Também as mudanças de vida radicais – que hoje vemos com alguma frequência – de pessoas que largam um emprego estável para iniciar um projeto social ou que, cansadas de uma vida agitada, empreendem uma mudança da cidade para o campo não significam que mudaram de personalidade, mas antes a forma como vivem, defende Márcia Fontinha. “Essas mudanças referem-se ao estilo de vida e não ao self.”
É uma necessidade de realização pessoal que as move, e, na realidade, a pessoa não está a transformar-se, mas sim a tentar alterar a sua realidade em função da sua maneira de ser e das suas necessidades. “São, por norma, pessoas que já não se sentem felizes com o estilo de vida que levam e precisam de dar-lhe um novo sentido. Contudo, é preciso estar atento, porque há quem mude completamente de vida para fugir a um conflito interno, mas esta mudança é ilusória porque o problema vai persistir”, avisa a psicóloga.

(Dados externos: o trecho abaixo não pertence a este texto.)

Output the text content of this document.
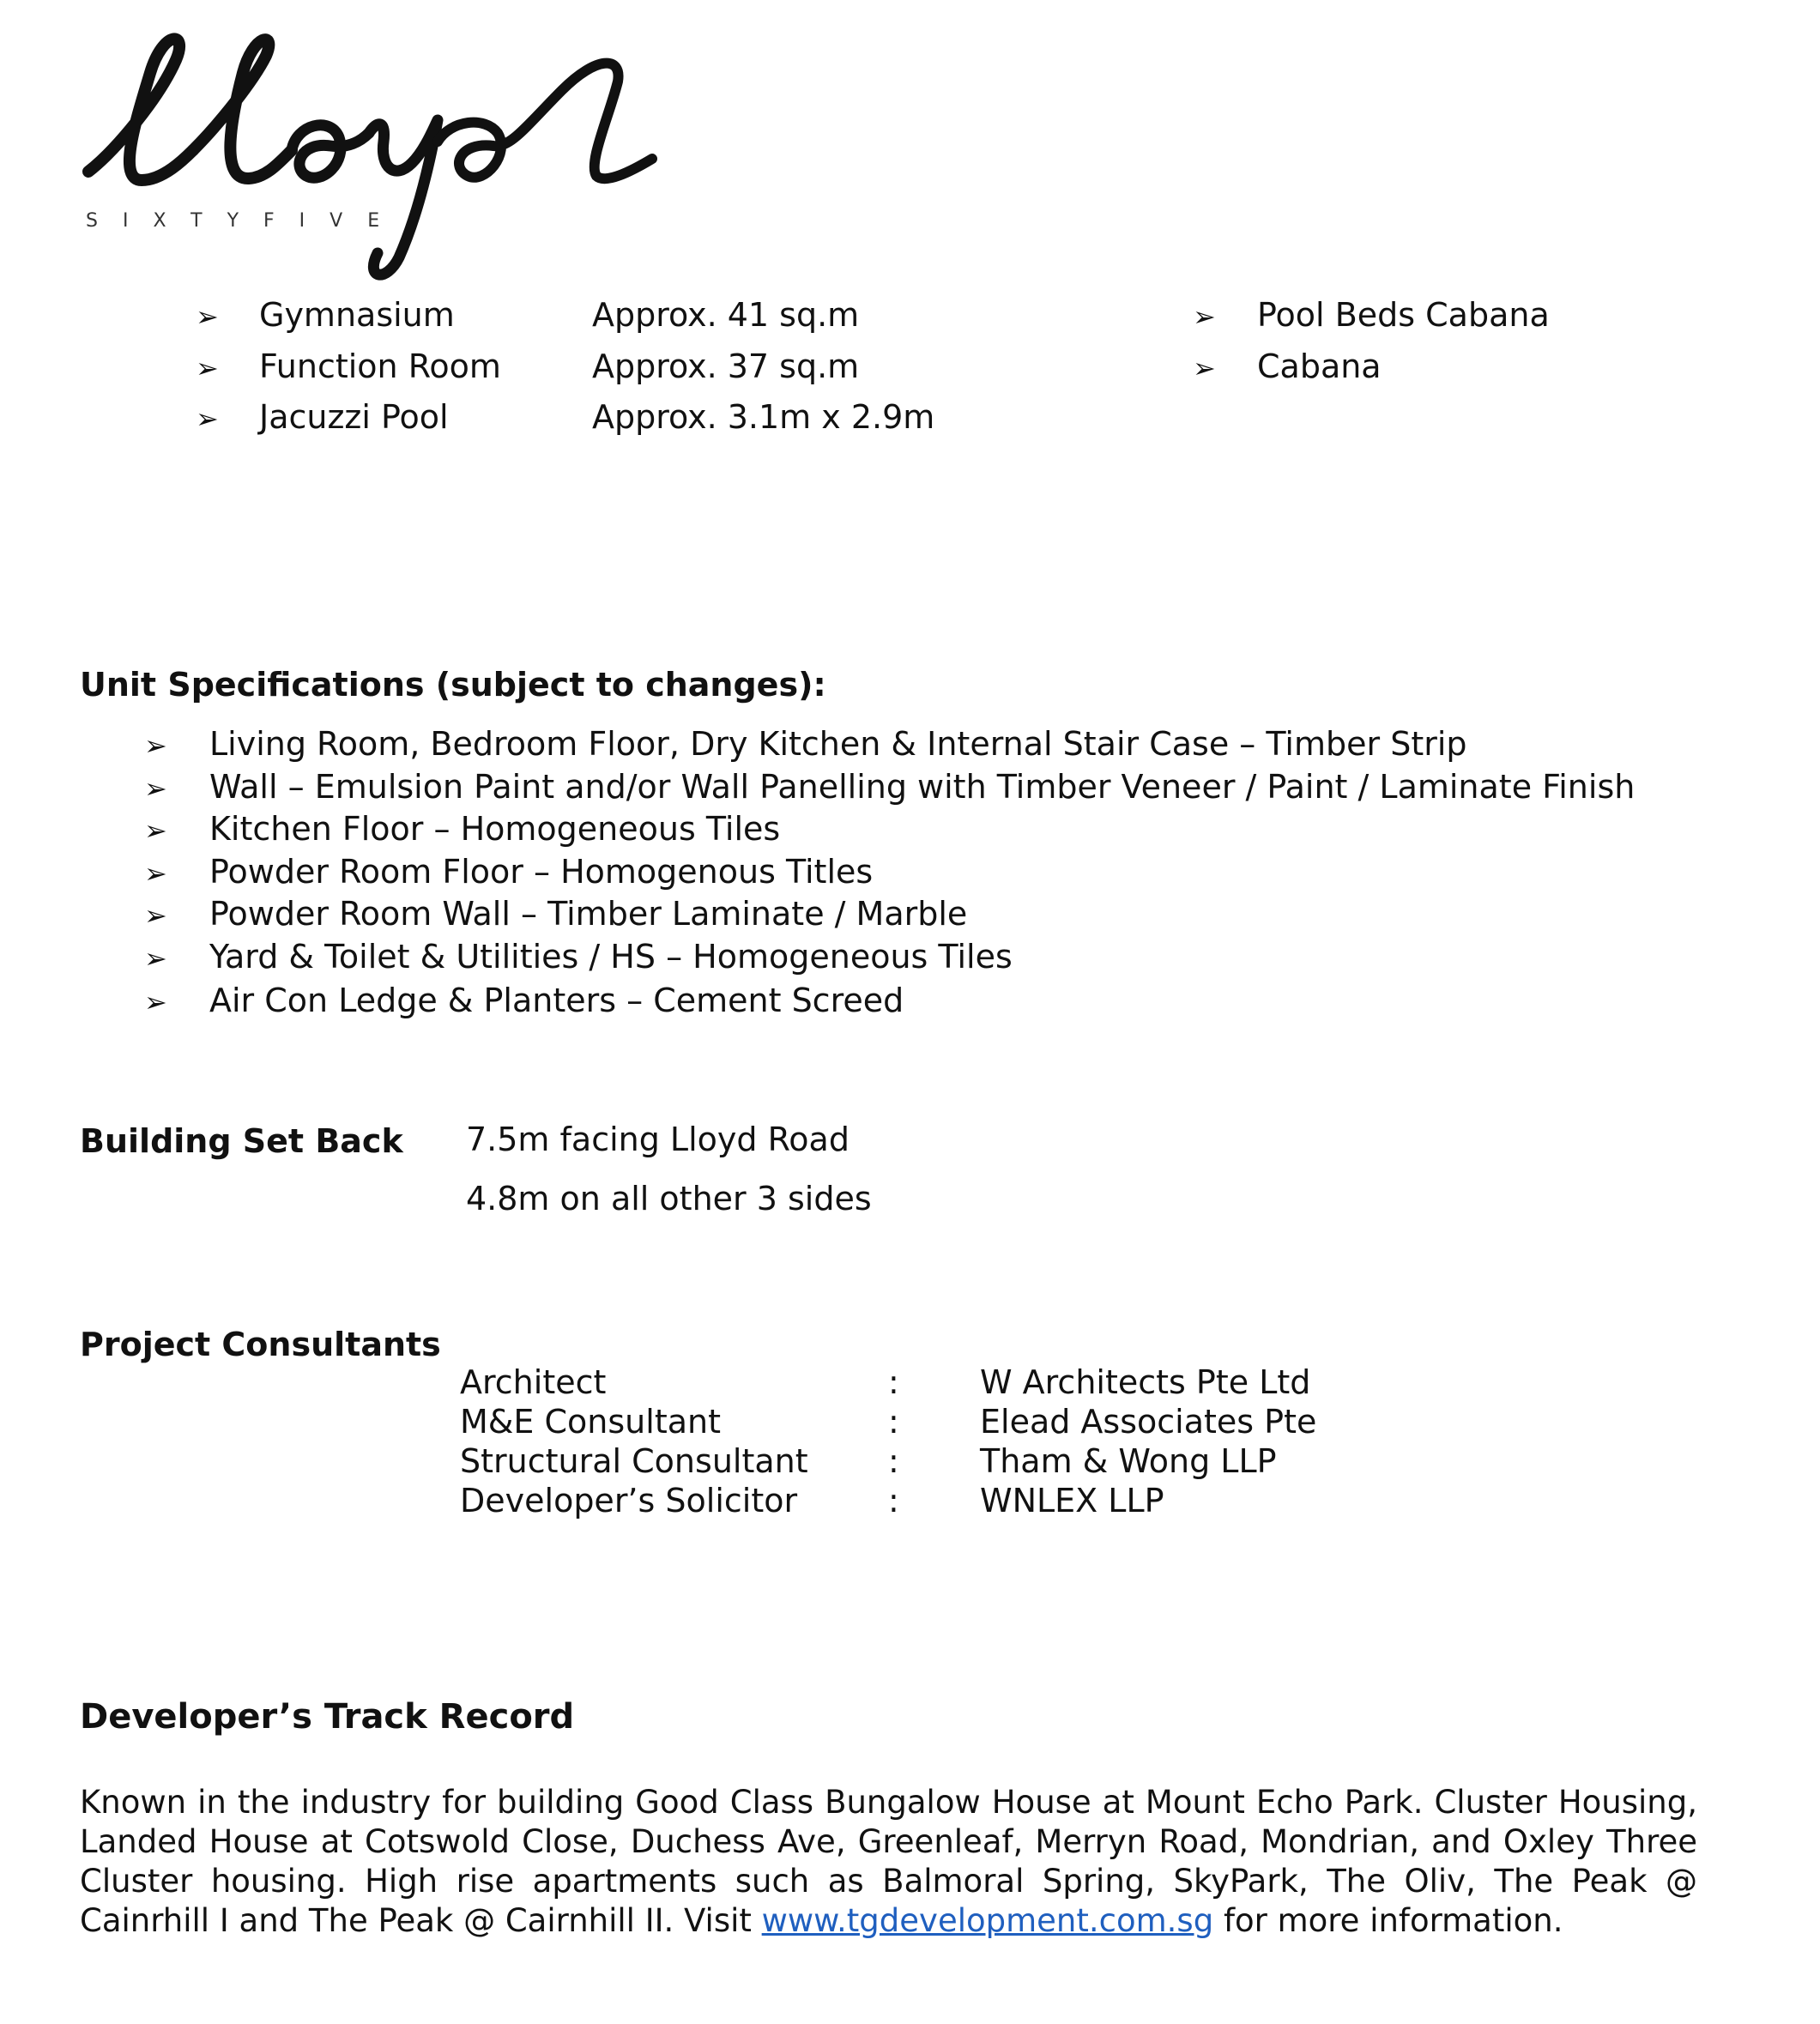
SIXTYFIVE
➢ Gymnasium	Approx. 41 sq.m
➢ Function Room	Approx. 37 sq.m
➢ Jacuzzi Pool	Approx. 3.1m x 2.9m
➢ Pool Beds Cabana
➢ Cabana
Unit Specifications (subject to changes):
➢ Living Room, Bedroom Floor, Dry Kitchen & Internal Stair Case – Timber Strip
➢ Wall – Emulsion Paint and/or Wall Panelling with Timber Veneer / Paint / Laminate Finish
➢ Kitchen Floor – Homogeneous Tiles
➢ Powder Room Floor – Homogenous Titles
➢ Powder Room Wall – Timber Laminate / Marble
➢ Yard & Toilet & Utilities / HS – Homogeneous Tiles
➢ Air Con Ledge & Planters – Cement Screed
Building Set Back 7.5m facing Lloyd Road
4.8m on all other 3 sides
Project Consultants
Architect	: W Architects Pte Ltd
M&E Consultant	: Elead Associates Pte
Structural Consultant : Tham & Wong LLP
Developer’s Solicitor	: WNLEX LLP
Developer’s Track Record
Known in the industry for building Good Class Bungalow House at Mount Echo Park. Cluster Housing, Landed House at Cotswold Close, Duchess Ave, Greenleaf, Merryn Road, Mondrian, and Oxley Three Cluster housing. High rise apartments such as Balmoral Spring, SkyPark, The Oliv, The Peak @ Cainrhill I and The Peak @ Cairnhill II. Visit www.tgdevelopment.com.sg for more information.
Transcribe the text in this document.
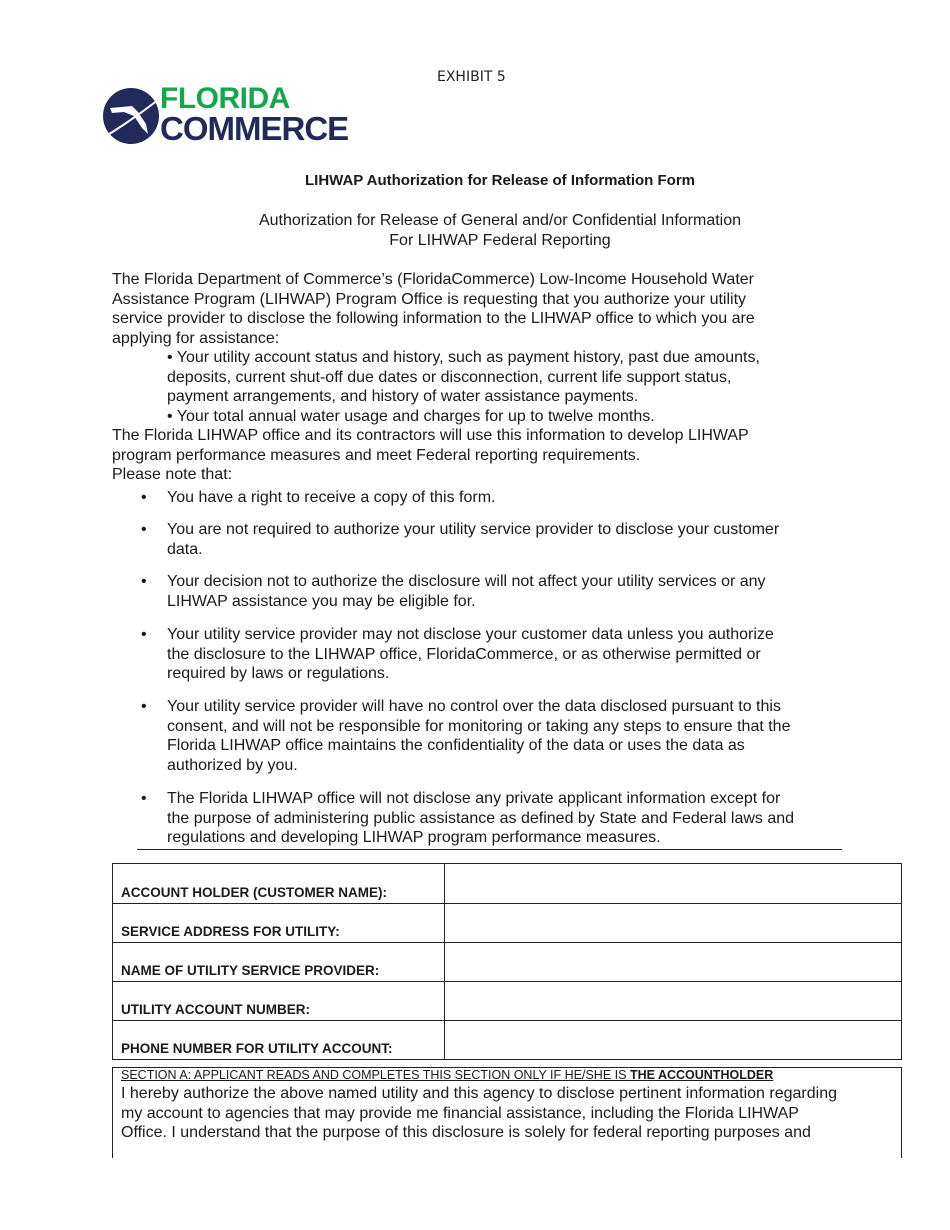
EXHIBIT 5
FLORIDA
COMMERCE
LIHWAP Authorization for Release of Information Form
Authorization for Release of General and/or Confidential Information
For LIHWAP Federal Reporting
The Florida Department of Commerce’s (FloridaCommerce) Low-Income Household Water
Assistance Program (LIHWAP) Program Office is requesting that you authorize your utility
service provider to disclose the following information to the LIHWAP office to which you are
applying for assistance:
• Your utility account status and history, such as payment history, past due amounts,
deposits, current shut-off due dates or disconnection, current life support status,
payment arrangements, and history of water assistance payments.
• Your total annual water usage and charges for up to twelve months.
The Florida LIHWAP office and its contractors will use this information to develop LIHWAP
program performance measures and meet Federal reporting requirements.
Please note that:
• You have a right to receive a copy of this form.
• You are not required to authorize your utility service provider to disclose your customer
data.
• Your decision not to authorize the disclosure will not affect your utility services or any
LIHWAP assistance you may be eligible for.
• Your utility service provider may not disclose your customer data unless you authorize
the disclosure to the LIHWAP office, FloridaCommerce, or as otherwise permitted or
required by laws or regulations.
• Your utility service provider will have no control over the data disclosed pursuant to this
consent, and will not be responsible for monitoring or taking any steps to ensure that the
Florida LIHWAP office maintains the confidentiality of the data or uses the data as
authorized by you.
• The Florida LIHWAP office will not disclose any private applicant information except for
the purpose of administering public assistance as defined by State and Federal laws and
regulations and developing LIHWAP program performance measures.
ACCOUNT HOLDER (CUSTOMER NAME):	
SERVICE ADDRESS FOR UTILITY:	
NAME OF UTILITY SERVICE PROVIDER:	
UTILITY ACCOUNT NUMBER:	
PHONE NUMBER FOR UTILITY ACCOUNT:	
SECTION A: APPLICANT READS AND COMPLETES THIS SECTION ONLY IF HE/SHE IS THE ACCOUNTHOLDER
I hereby authorize the above named utility and this agency to disclose pertinent information regarding
my account to agencies that may provide me financial assistance, including the Florida LIHWAP
Office. I understand that the purpose of this disclosure is solely for federal reporting purposes and
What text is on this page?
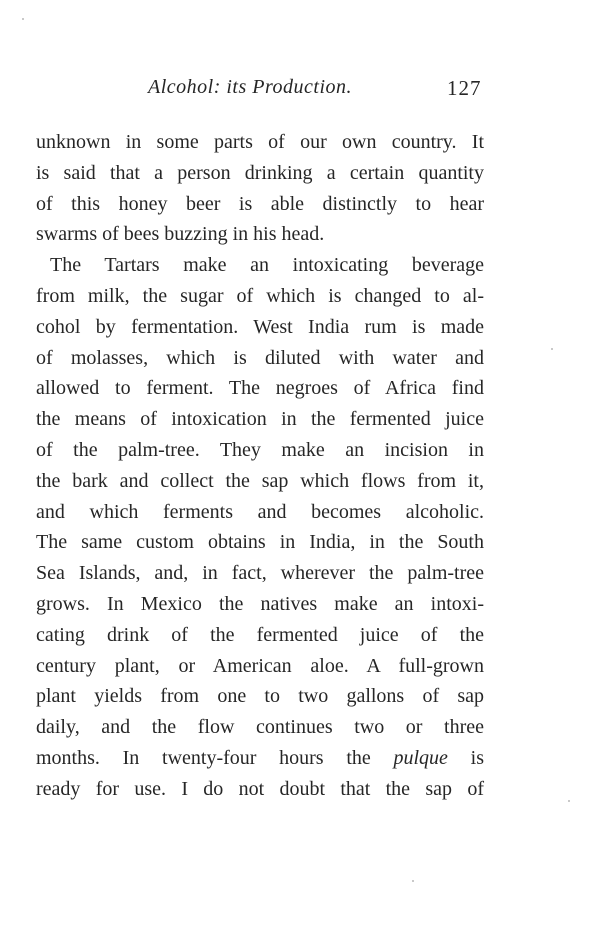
Alcohol: its Production.	127
unknown in some parts of our own country. It
is said that a person drinking a certain quantity
of this honey beer is able distinctly to hear
swarms of bees buzzing in his head.
The Tartars make an intoxicating beverage
from milk, the sugar of which is changed to al-
cohol by fermentation. West India rum is made
of molasses, which is diluted with water and
allowed to ferment. The negroes of Africa find
the means of intoxication in the fermented juice
of the palm-tree. They make an incision in
the bark and collect the sap which flows from it,
and which ferments and becomes alcoholic.
The same custom obtains in India, in the South
Sea Islands, and, in fact, wherever the palm-tree
grows. In Mexico the natives make an intoxi-
cating drink of the fermented juice of the
century plant, or American aloe. A full-grown
plant yields from one to two gallons of sap
daily, and the flow continues two or three
months. In twenty-four hours the pulque is
ready for use. I do not doubt that the sap of
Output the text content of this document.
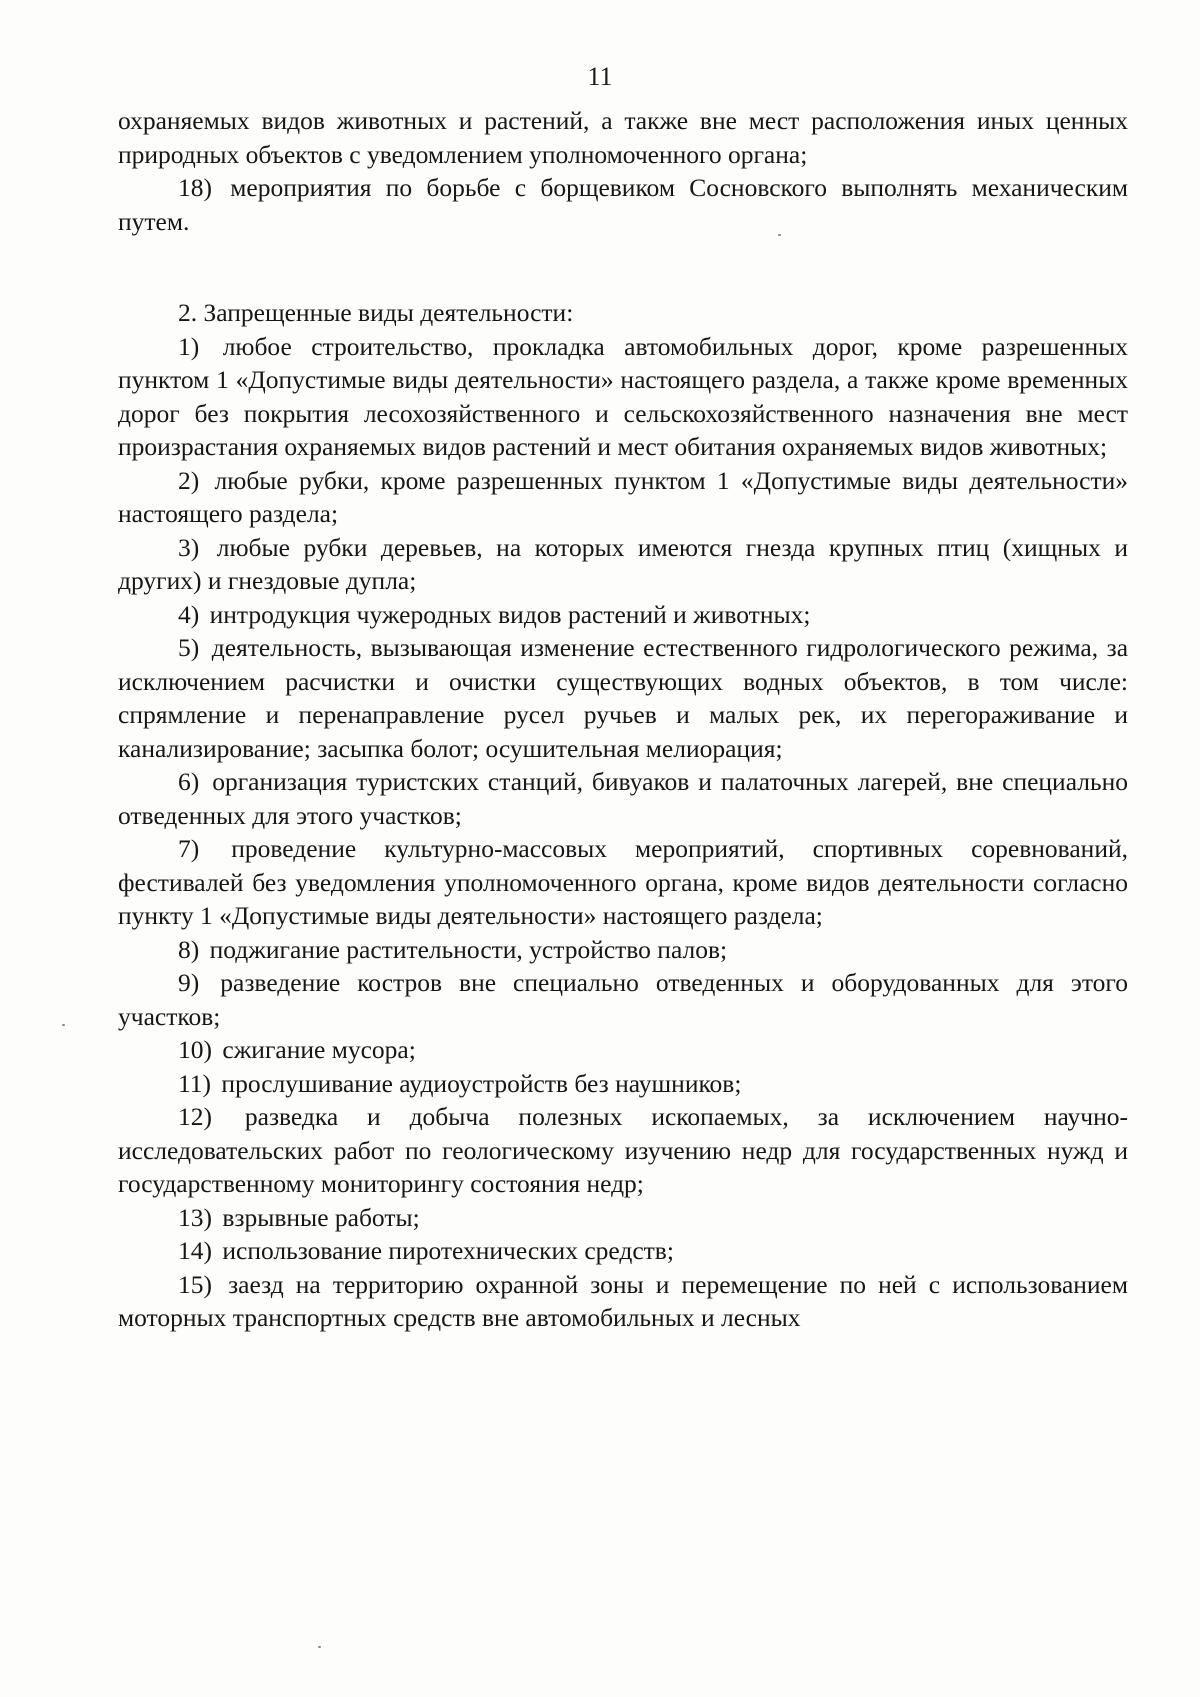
11

охраняемых видов животных и растений, а также вне мест расположения иных ценных природных объектов с уведомлением уполномоченного органа;

18) мероприятия по борьбе с борщевиком Сосновского выполнять механическим путем.

2. Запрещенные виды деятельности:

1) любое строительство, прокладка автомобильных дорог, кроме разрешенных пунктом 1 «Допустимые виды деятельности» настоящего раздела, а также кроме временных дорог без покрытия лесохозяйственного и сельскохозяйственного назначения вне мест произрастания охраняемых видов растений и мест обитания охраняемых видов животных;

2) любые рубки, кроме разрешенных пунктом 1 «Допустимые виды деятельности» настоящего раздела;

3) любые рубки деревьев, на которых имеются гнезда крупных птиц (хищных и других) и гнездовые дупла;

4) интродукция чужеродных видов растений и животных;

5) деятельность, вызывающая изменение естественного гидрологического режима, за исключением расчистки и очистки существующих водных объектов, в том числе: спрямление и перенаправление русел ручьев и малых рек, их перегораживание и канализирование; засыпка болот; осушительная мелиорация;

6) организация туристских станций, бивуаков и палаточных лагерей, вне специально отведенных для этого участков;

7) проведение культурно-массовых мероприятий, спортивных соревнований, фестивалей без уведомления уполномоченного органа, кроме видов деятельности согласно пункту 1 «Допустимые виды деятельности» настоящего раздела;

8) поджигание растительности, устройство палов;

9) разведение костров вне специально отведенных и оборудованных для этого участков;

10) сжигание мусора;

11) прослушивание аудиоустройств без наушников;

12) разведка и добыча полезных ископаемых, за исключением научно-исследовательских работ по геологическому изучению недр для государственных нужд и государственному мониторингу состояния недр;

13) взрывные работы;

14) использование пиротехнических средств;

15) заезд на территорию охранной зоны и перемещение по ней с использованием моторных транспортных средств вне автомобильных и лесных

Aliás, para tudo que podemos, queremos ou devíamos mudar – e já vimos que a personalidade não faz parte deste grupo – é necessário ter consciência da desadaptação, estar motivado e aceitar ajuda. E, mesmo assim, temos pela frente um outro fator que não controlamos e nos condiciona: os nossos genes. “Existe uma contribuição genética indiscutível, mas nessa não podemos ainda interferir. O mundo, de facto, não é justo, nem na doença. Os mais saudáveis são os que têm maior capacidade de transformação e mudança, os mais frágeis os que têm menos.”